The game itself continues to shine. As an indication of how much I am enjoying it, I have a few ideas for house rules...

Thursday, January 12, 2023

Rumours of war(gaming) and the kindness of strangers

It's been a long time since I've rock n rolled, as the song goes. While a neat little intro, it's not strictly correct: I have played a few games, but nothing worth blogging about.

Sadly, that seems to have been the case for most things at the moment - not worth blogging about.

But that has all changed today. Two things happened. First, I caught up with my old mate SP, who assures me he is keen to get a game underway as soon as we can; the other is that a kind denizen of boardgamegeek has gone to considerable trouble to look out and send me the rules for a vintage game I bought recently that arrived sans booklet.

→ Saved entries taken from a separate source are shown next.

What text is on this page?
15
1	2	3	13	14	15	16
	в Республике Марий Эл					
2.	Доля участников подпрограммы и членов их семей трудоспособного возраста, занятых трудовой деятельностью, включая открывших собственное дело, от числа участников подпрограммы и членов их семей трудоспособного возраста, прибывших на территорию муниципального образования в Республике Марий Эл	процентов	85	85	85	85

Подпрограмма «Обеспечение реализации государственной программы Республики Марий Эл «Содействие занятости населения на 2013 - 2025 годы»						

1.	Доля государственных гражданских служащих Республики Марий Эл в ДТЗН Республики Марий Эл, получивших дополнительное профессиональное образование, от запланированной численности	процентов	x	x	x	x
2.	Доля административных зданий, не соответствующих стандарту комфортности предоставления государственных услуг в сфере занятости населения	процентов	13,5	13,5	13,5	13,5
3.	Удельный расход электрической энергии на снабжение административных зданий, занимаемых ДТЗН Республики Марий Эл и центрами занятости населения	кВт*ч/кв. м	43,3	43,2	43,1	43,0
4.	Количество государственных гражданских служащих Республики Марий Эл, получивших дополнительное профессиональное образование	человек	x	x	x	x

It would be very rude to get it to table given the lengths the fellow went to to scan the paperwork, so playing it has become mission number 1. 

While speaking of kindness, I should also mention a first class instance of it from the folks at the Plastic Soldier Company. I ordered some plastic Carthaginians from them a few months ago but the pack arrived two figures short. I emailed to let them know about it and they promptly sent me replacements along with an extra figure or two for good measure. 

They are damned good too, being of the Corvus Belli 15mm range.

So there we are. I hope 2023 will treat all readers well (or if not well, at least a good deal better than it's treated Jeff Beck), and that your dice roll what you wish for a decent portion of the time.